Pergeseran dalam doktrin Australia memerlukan perubahan dramatis dalam pemikiran, pembangunan hubungan dan yang paling penting, pembuatan kebijakan dalam negeri, pembangunan industri dan daya saing, pertahanan, dan urusan luar negeri di luar apa yang diuraikan dalam DSR dengan potensi manfaat yang sangat besar bagi perekonomian Australia serta kemakmuran, keamanan nasional, dan ketahanan dalam menghadapi persaingan geopolitik yang semakin meningkat.
Pikiran terakhir
Semakin besarnya kesadaran bahwa AS dan sekutunya seperti Australia perlu menyeimbangkan kemampuan militer dan nasionalnya dengan tepat tidak hanya untuk mendukung AS sebagai bagian dari satuan tugas gabungan yang lebih besar namun juga untuk memastikan bahwa Angkatan Pertahanan Australia dapat terus beroperasi secara mandiri dan menyelesaikan misi intinya dengan andal dan responsif.
Yang penting meskipun ada pengakuan bahwa Angkatan Laut seperti ADF yang lebih luas perlu meningkatkan personel dan daya tembak namun hal ini tidak bisa dilakukan setengah-setengah perombakan dan pemikiran ulang taktis dan strategis dalam struktur dan prioritasnya untuk menghasilkan proyeksi yang berdampak lebih baik.

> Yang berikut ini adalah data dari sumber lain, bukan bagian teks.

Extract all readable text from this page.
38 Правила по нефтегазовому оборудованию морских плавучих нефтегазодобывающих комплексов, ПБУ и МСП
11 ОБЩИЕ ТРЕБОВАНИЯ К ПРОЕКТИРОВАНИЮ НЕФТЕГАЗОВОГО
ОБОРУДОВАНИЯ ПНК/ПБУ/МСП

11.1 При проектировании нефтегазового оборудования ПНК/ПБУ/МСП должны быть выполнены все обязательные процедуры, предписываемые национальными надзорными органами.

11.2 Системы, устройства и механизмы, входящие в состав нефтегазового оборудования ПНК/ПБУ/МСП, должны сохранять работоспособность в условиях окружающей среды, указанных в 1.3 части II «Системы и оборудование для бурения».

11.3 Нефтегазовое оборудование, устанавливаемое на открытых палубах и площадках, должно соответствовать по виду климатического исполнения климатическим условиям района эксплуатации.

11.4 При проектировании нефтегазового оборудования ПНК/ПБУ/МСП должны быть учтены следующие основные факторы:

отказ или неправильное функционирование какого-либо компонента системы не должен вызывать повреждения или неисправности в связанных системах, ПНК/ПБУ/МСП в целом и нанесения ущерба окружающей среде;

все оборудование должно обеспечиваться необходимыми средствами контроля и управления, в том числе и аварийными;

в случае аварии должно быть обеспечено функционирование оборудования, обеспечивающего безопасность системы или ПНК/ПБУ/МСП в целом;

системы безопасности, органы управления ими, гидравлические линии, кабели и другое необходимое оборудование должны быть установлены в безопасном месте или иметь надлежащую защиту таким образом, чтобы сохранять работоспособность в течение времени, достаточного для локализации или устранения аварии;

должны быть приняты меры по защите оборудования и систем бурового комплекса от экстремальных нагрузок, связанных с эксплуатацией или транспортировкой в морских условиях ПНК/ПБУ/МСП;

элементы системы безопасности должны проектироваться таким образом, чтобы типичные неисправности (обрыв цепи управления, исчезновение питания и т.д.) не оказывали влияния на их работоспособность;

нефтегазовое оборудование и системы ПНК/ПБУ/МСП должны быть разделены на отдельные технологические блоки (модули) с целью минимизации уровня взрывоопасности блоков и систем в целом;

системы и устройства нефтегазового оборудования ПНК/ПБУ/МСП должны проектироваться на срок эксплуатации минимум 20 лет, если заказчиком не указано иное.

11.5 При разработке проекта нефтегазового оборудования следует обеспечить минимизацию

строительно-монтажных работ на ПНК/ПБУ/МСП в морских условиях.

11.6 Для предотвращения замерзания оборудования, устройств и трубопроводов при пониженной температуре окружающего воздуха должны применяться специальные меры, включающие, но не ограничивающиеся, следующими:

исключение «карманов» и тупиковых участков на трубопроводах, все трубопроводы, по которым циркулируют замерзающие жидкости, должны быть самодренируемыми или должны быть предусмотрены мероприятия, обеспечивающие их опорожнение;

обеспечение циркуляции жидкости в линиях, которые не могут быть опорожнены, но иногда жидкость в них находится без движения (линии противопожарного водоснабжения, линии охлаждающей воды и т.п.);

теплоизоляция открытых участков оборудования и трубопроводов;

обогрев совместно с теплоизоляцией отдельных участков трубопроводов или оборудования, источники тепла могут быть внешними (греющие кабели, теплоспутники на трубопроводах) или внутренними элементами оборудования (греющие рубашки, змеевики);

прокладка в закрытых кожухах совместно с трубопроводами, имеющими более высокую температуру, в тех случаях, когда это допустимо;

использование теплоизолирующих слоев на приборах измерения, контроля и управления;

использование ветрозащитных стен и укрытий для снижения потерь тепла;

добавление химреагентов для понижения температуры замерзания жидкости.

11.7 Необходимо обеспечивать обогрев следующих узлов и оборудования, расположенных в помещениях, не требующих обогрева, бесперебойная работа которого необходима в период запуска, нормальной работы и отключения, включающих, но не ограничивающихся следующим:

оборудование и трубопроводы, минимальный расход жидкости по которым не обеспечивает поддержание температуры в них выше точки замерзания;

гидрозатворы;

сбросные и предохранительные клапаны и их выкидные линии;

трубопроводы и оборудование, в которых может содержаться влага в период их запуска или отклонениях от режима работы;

Yang penting jika Australia ingin benar-benar menanggapi tantangan dan peluang yang ditimbulkan oleh pergeseran global dalam keseimbangan dan pusat kekuatan ekonomi, politik, dan strategis di kawasan ini, kita, sebagai sebuah bangsa, perlu secara kolektif mengambil tanggung jawab atas permasalahan kita. masa depan sendiri.
Kita juga perlu mengatasi tantangan dalam negeri yang kita hadapi yaitu pencabutan hak dan pemutusan hubungan sosial dan ekonomi yang banyak dihadapi generasi muda Australia karena jika generasi muda kita tidak merasa diinvestasikan pada negara kita maka mereka pasti tidak akan melangkah maju untuk membela negara kita. bangsa dan nilai-nilai kita.
Mempersiapkan bangsa untuk benar-benar menghadapi tantangan-tantangan ini memerlukan strategi besar yang terpadu dan inspiratif yang tidak hanya mengartikulasikan nilai-nilai dan prinsip-prinsip kita namun juga mengidentifikasi visi di tingkat makro dan mikro dengan tujuan dan ukuran yang jelas untuk mewujudkannya. kapasitas untuk melawan tantangan tradisional dan hibrida dalam persaingan negara-negara besar di Indo-Pasifik.